Schweiz im Kino: „Die Herbstzeitlosen“

Marthas Mann ist seit einem Jahr tot. Und jetzt will sie ihren Jugendtraum verwirklichen. Martha ist Schneiderin, spezialisiert auf Lingerie, und sie möchte noch einmal mit Seide und Spitze, Stickgarn und Bordüren umgehen. Martha wohnt jedoch in einem Dörfchen in Emmental, und da ist der Bedarf für feine Damenwäsche gering; außerdem wissen insbesondere die Herren Söhne, was ihren Müttern zusteht und was nicht. Zwischen saftig grünen Bergwiesen,in einem märchenhaften Alpendorf, braut sich ein Skandal zusammen, weil Martha und ihre drei Freundinnen, alle zwischen Sechzig und Achtzig, nach ihrem eigenen Gusto leben wollen. Die eine macht den Führerschein, die andere einen Computerkurs, die dritte legt sich eine neue Frisur zu. Das ist schon alles und doch aufregend genug, um Konflikte ausbrechen zu lassen, die sich am Ende sanft in Nichts auflösen.

Die Regisseurin Bettina Oberli wollte sich auf die Seite der Alten schlagen, milde Kritik an überlebten Traditionen, Männerbündelei und falschem Traditionalismus üben, schließlich vorsichtig für Toleranz, Lebenslust und Weltoffenheit plädieren; aber sie hat all das hinter betulich-biederer Harmlosigkeit versteckt. Ihre Inszenierung ist eindeutig, die Dramaturgie frei von Überraschungen, ihre Figuren sind Klischees, und das Happy End steht vom ersten Moment an fest.
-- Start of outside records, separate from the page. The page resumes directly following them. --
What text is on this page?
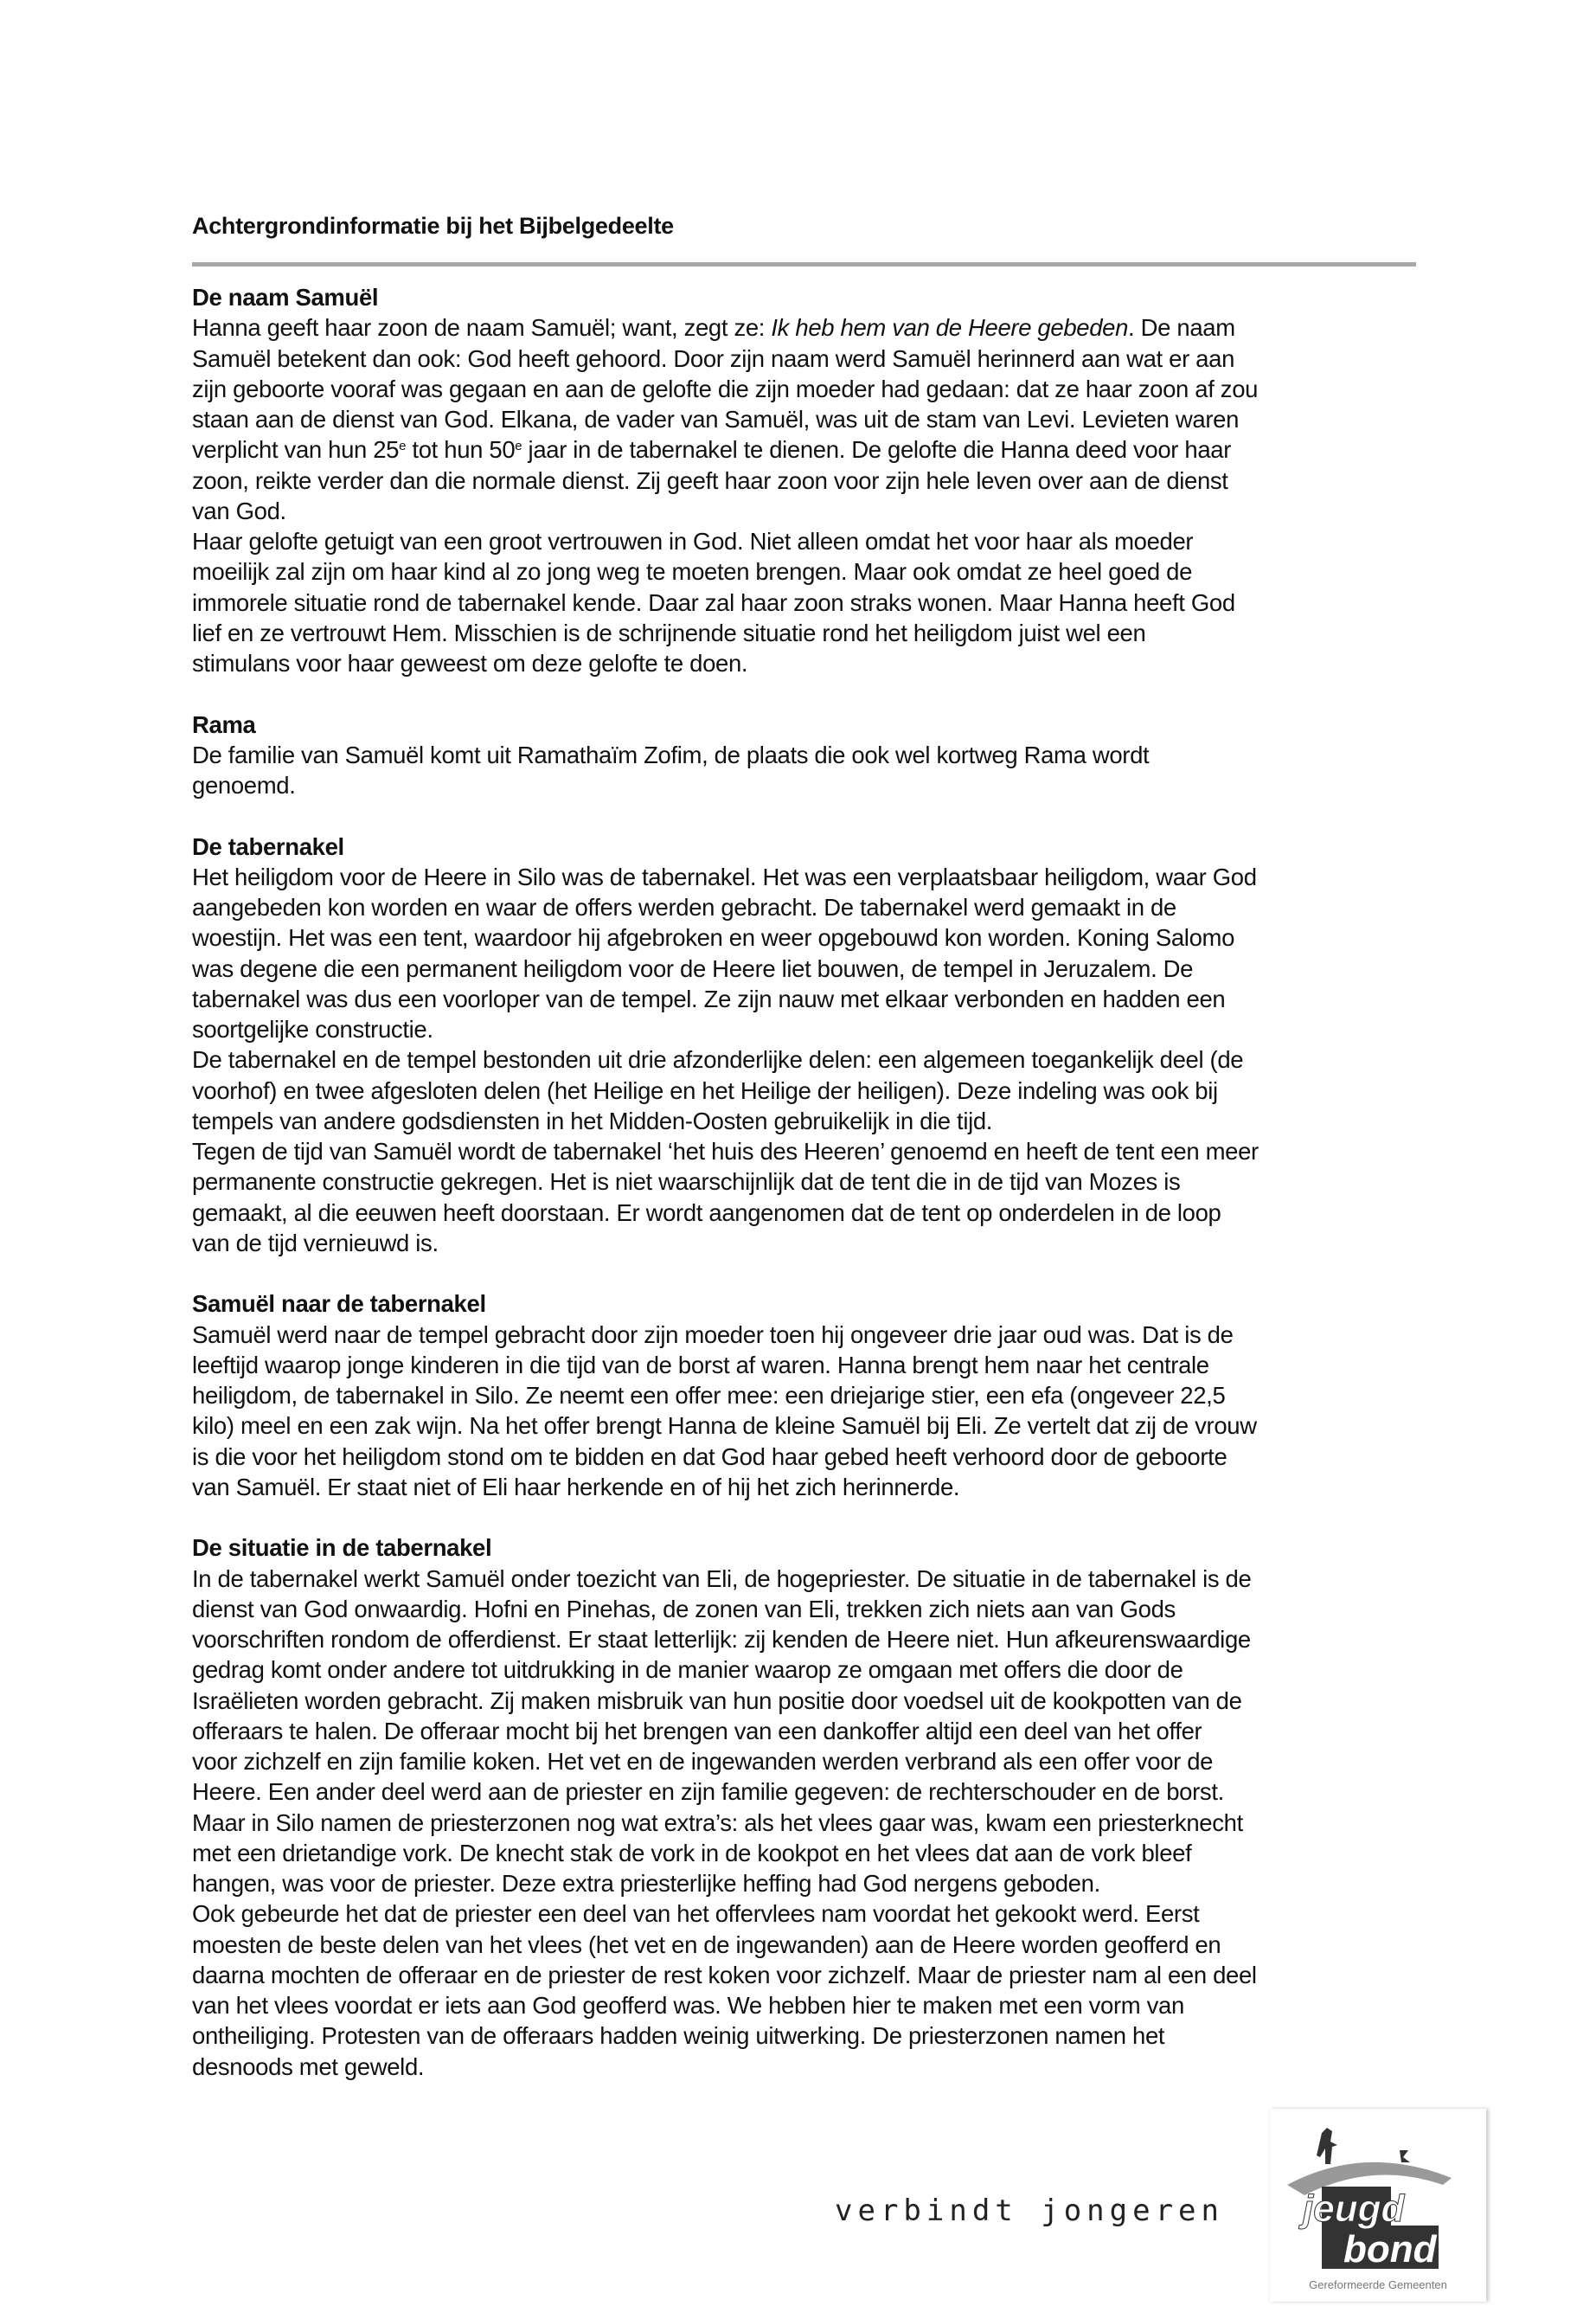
Achtergrondinformatie bij het Bijbelgedeelte
De naam Samuël
Hanna geeft haar zoon de naam Samuël; want, zegt ze: Ik heb hem van de Heere gebeden. De naam
Samuël betekent dan ook: God heeft gehoord. Door zijn naam werd Samuël herinnerd aan wat er aan
zijn geboorte vooraf was gegaan en aan de gelofte die zijn moeder had gedaan: dat ze haar zoon af zou
staan aan de dienst van God. Elkana, de vader van Samuël, was uit de stam van Levi. Levieten waren
verplicht van hun 25e tot hun 50e jaar in de tabernakel te dienen. De gelofte die Hanna deed voor haar
zoon, reikte verder dan die normale dienst. Zij geeft haar zoon voor zijn hele leven over aan de dienst
van God.
Haar gelofte getuigt van een groot vertrouwen in God. Niet alleen omdat het voor haar als moeder
moeilijk zal zijn om haar kind al zo jong weg te moeten brengen. Maar ook omdat ze heel goed de
immorele situatie rond de tabernakel kende. Daar zal haar zoon straks wonen. Maar Hanna heeft God
lief en ze vertrouwt Hem. Misschien is de schrijnende situatie rond het heiligdom juist wel een
stimulans voor haar geweest om deze gelofte te doen.
Rama
De familie van Samuël komt uit Ramathaïm Zofim, de plaats die ook wel kortweg Rama wordt
genoemd.
De tabernakel
Het heiligdom voor de Heere in Silo was de tabernakel. Het was een verplaatsbaar heiligdom, waar God
aangebeden kon worden en waar de offers werden gebracht. De tabernakel werd gemaakt in de
woestijn. Het was een tent, waardoor hij afgebroken en weer opgebouwd kon worden. Koning Salomo
was degene die een permanent heiligdom voor de Heere liet bouwen, de tempel in Jeruzalem. De
tabernakel was dus een voorloper van de tempel. Ze zijn nauw met elkaar verbonden en hadden een
soortgelijke constructie.
De tabernakel en de tempel bestonden uit drie afzonderlijke delen: een algemeen toegankelijk deel (de
voorhof) en twee afgesloten delen (het Heilige en het Heilige der heiligen). Deze indeling was ook bij
tempels van andere godsdiensten in het Midden-Oosten gebruikelijk in die tijd.
Tegen de tijd van Samuël wordt de tabernakel ‘het huis des Heeren’ genoemd en heeft de tent een meer
permanente constructie gekregen. Het is niet waarschijnlijk dat de tent die in de tijd van Mozes is
gemaakt, al die eeuwen heeft doorstaan. Er wordt aangenomen dat de tent op onderdelen in de loop
van de tijd vernieuwd is.
Samuël naar de tabernakel
Samuël werd naar de tempel gebracht door zijn moeder toen hij ongeveer drie jaar oud was. Dat is de
leeftijd waarop jonge kinderen in die tijd van de borst af waren. Hanna brengt hem naar het centrale
heiligdom, de tabernakel in Silo. Ze neemt een offer mee: een driejarige stier, een efa (ongeveer 22,5
kilo) meel en een zak wijn. Na het offer brengt Hanna de kleine Samuël bij Eli. Ze vertelt dat zij de vrouw
is die voor het heiligdom stond om te bidden en dat God haar gebed heeft verhoord door de geboorte
van Samuël. Er staat niet of Eli haar herkende en of hij het zich herinnerde.
De situatie in de tabernakel
In de tabernakel werkt Samuël onder toezicht van Eli, de hogepriester. De situatie in de tabernakel is de
dienst van God onwaardig. Hofni en Pinehas, de zonen van Eli, trekken zich niets aan van Gods
voorschriften rondom de offerdienst. Er staat letterlijk: zij kenden de Heere niet. Hun afkeurenswaardige
gedrag komt onder andere tot uitdrukking in de manier waarop ze omgaan met offers die door de
Israëlieten worden gebracht. Zij maken misbruik van hun positie door voedsel uit de kookpotten van de
offeraars te halen. De offeraar mocht bij het brengen van een dankoffer altijd een deel van het offer
voor zichzelf en zijn familie koken. Het vet en de ingewanden werden verbrand als een offer voor de
Heere. Een ander deel werd aan de priester en zijn familie gegeven: de rechterschouder en de borst.
Maar in Silo namen de priesterzonen nog wat extra’s: als het vlees gaar was, kwam een priesterknecht
met een drietandige vork. De knecht stak de vork in de kookpot en het vlees dat aan de vork bleef
hangen, was voor de priester. Deze extra priesterlijke heffing had God nergens geboden.
Ook gebeurde het dat de priester een deel van het offervlees nam voordat het gekookt werd. Eerst
moesten de beste delen van het vlees (het vet en de ingewanden) aan de Heere worden geofferd en
daarna mochten de offeraar en de priester de rest koken voor zichzelf. Maar de priester nam al een deel
van het vlees voordat er iets aan God geofferd was. We hebben hier te maken met een vorm van
ontheiliging. Protesten van de offeraars hadden weinig uitwerking. De priesterzonen namen het
desnoods met geweld.
verbindt jongeren jeugd
bond
Gereformeerde Gemeenten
Brisante Themen wie Jugendwahn und Überalterung der westlichen Gesellschaften, der Erfindung der Best Ager, die aus gutem Grund nicht alt werden wollen, und die Unbeirrbarkeit der Werbewirtschaft, die nach wie vor hemmungslos die Botschaft vom allein selig machenden Konsum propagiert, werden in den wenigen prägnanteren Szenen kurz angerissen; näher ist „Die Herbstzeitlosen“ dem Heimatfilm der fünfziger Jahre (in acht Berliner Kinos).